Although rapamycin (RPM) have been studied extensively in ischemia models, its functional mechanisms remains to be defined. We determined how RPM impacted the pathogenesis of ischemia-reperfusion injury (IRI) in a murine liver partial warm ischemia model, with emphasis on its regulation of hepatocyte death. Rapamycin protected livers from IRI in the presence of fully developed liver inflammatory immune response. Rapamycin enhanced liver autophagy induction at the reperfusion stage. Dual mammalian (mechanistic) target of rapamycin (mTOR)1/2 inhibitor Torin 1, despite its ability to induced autophagy, failed to protect livers from IRI. The treatment with RPM, but not Torin 1, resulted in the enhanced activation of the mTORC2-Akt signaling pathway activation in livers after reperfusion.

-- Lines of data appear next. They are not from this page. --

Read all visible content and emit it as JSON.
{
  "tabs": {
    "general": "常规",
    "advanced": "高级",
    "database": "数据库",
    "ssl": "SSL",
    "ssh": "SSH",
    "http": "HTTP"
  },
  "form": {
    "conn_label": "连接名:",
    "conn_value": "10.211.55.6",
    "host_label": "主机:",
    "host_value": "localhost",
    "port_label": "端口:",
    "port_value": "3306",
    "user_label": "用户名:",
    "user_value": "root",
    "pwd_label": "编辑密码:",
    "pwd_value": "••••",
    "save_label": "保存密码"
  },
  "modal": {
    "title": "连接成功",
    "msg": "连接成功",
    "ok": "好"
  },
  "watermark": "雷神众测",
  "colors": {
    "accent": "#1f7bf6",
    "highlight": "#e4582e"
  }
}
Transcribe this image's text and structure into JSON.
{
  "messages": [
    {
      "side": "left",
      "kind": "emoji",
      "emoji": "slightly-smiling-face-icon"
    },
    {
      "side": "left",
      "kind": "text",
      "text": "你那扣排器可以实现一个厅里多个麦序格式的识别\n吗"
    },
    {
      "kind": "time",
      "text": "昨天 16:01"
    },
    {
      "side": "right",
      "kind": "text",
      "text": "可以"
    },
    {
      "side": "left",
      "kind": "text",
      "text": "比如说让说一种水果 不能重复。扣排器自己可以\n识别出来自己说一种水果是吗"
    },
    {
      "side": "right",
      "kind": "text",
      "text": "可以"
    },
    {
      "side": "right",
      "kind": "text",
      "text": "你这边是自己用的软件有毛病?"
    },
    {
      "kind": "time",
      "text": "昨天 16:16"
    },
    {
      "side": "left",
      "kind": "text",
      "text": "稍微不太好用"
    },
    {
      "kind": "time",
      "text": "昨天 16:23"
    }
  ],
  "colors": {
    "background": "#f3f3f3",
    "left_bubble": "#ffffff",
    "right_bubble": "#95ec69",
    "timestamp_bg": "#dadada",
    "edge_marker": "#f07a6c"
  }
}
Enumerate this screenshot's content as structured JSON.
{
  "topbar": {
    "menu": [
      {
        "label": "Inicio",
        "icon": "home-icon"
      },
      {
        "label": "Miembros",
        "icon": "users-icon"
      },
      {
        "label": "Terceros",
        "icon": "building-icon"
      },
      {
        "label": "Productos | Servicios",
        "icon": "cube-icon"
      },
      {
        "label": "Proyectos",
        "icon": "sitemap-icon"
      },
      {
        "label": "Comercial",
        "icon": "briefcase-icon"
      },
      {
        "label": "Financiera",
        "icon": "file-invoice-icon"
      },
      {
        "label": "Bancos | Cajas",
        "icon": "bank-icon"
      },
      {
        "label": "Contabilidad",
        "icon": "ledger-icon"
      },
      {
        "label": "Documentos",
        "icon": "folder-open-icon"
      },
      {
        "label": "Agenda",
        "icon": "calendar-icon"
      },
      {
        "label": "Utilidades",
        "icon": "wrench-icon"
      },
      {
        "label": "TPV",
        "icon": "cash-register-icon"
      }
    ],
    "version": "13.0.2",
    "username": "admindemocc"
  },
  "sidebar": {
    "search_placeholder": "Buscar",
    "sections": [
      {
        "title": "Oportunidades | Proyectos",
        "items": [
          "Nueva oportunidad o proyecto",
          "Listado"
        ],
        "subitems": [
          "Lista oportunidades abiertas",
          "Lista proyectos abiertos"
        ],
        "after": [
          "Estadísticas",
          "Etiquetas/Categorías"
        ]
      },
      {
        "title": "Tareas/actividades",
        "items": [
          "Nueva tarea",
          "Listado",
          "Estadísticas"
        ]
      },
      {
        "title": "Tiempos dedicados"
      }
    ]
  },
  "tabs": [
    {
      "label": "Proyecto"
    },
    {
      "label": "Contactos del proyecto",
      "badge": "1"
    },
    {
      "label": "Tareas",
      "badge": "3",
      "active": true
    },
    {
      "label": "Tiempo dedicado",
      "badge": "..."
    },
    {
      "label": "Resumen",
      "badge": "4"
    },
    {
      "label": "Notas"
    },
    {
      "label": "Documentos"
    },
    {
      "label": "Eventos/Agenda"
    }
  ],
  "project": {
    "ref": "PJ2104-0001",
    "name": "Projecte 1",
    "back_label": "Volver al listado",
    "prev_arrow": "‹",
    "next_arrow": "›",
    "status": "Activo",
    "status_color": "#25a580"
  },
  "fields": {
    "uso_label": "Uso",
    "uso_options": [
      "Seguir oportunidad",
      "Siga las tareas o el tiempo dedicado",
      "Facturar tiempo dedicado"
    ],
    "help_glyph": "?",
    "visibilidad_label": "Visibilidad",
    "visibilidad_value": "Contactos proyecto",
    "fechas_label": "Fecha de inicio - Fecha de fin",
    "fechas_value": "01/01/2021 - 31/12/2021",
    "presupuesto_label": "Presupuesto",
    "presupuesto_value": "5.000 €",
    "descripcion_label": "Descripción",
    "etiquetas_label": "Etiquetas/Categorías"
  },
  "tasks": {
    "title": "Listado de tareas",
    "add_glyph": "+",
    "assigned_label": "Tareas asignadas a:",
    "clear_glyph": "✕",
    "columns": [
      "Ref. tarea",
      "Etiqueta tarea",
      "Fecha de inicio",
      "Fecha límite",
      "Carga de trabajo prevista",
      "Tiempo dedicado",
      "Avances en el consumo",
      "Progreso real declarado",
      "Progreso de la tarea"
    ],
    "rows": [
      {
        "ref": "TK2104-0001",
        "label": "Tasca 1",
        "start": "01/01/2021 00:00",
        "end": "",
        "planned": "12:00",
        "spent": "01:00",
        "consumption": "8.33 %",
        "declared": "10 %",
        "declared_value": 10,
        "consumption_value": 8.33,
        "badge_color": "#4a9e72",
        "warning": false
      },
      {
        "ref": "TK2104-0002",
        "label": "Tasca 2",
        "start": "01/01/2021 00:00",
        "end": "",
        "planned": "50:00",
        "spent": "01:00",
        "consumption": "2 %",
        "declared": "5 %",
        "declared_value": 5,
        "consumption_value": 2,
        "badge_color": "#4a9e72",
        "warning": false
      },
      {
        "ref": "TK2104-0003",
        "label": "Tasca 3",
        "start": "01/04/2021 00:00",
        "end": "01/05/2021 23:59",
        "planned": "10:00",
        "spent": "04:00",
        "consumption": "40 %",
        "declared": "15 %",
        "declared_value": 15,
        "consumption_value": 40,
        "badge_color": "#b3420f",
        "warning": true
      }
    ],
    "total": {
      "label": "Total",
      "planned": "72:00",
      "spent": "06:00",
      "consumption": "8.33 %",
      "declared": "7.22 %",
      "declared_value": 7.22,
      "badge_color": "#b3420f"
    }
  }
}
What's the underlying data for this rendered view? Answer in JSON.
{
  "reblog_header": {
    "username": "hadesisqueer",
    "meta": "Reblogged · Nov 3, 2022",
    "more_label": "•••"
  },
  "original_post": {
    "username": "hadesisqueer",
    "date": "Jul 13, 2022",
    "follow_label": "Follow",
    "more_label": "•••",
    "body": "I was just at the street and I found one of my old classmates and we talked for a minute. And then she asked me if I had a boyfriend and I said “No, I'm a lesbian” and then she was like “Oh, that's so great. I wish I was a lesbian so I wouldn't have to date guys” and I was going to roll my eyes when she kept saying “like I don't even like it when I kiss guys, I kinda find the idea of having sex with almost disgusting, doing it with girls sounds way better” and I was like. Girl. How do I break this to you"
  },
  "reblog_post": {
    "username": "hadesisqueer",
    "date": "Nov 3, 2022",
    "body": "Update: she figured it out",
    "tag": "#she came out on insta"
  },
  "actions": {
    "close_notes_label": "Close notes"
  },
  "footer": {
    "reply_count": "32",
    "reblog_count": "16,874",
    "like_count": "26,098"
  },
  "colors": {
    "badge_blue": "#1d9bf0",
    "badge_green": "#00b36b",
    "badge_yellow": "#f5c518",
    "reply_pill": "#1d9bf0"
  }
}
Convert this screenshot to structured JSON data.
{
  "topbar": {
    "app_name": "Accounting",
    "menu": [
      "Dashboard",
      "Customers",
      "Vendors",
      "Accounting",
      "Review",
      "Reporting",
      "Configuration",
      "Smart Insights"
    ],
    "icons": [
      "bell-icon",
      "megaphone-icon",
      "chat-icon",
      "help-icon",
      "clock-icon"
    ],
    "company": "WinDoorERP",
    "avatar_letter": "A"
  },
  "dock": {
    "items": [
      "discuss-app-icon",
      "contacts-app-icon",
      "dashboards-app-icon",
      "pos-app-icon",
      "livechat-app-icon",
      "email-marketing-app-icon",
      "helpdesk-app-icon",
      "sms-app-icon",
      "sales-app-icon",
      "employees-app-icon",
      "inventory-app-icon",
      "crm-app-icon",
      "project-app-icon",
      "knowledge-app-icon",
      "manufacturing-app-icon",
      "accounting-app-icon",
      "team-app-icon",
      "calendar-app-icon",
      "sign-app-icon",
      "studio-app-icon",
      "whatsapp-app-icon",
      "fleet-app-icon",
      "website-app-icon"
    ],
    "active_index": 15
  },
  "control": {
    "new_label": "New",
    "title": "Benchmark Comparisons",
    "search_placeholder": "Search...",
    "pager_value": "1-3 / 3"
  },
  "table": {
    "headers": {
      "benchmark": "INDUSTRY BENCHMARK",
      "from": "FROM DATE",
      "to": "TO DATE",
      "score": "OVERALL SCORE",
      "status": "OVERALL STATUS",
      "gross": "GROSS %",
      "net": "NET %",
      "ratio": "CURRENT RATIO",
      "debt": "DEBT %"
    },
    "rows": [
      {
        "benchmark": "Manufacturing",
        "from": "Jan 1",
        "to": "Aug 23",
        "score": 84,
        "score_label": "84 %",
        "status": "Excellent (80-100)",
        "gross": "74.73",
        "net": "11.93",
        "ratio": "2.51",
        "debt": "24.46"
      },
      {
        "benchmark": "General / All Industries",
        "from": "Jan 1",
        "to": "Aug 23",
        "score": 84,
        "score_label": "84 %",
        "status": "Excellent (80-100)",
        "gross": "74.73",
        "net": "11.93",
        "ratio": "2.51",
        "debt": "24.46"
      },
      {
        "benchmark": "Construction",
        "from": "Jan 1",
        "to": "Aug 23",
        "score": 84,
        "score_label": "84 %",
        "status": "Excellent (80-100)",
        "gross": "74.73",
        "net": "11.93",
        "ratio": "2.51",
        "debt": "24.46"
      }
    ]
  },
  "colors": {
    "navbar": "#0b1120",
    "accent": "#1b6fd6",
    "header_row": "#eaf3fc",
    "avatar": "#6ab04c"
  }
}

Inactivation of Akt by Triciribine abolished the liver protective effect of RPM. The differential cytoprotective effect of RPM and Torin 1 was confirmed in vitro in hepatocyte cultures. Rapamycin, but not Trin 1, protected hepatocytes from stress and tumor necrosis factor-α induced cell death; and inhibition of autophagy by chloroquine or Akt by Triciribine abolished RPM-mediated cytoprotection. Rapamycin protected livers from IRI by both autophagy and mTORC2-Akt activation mechanisms.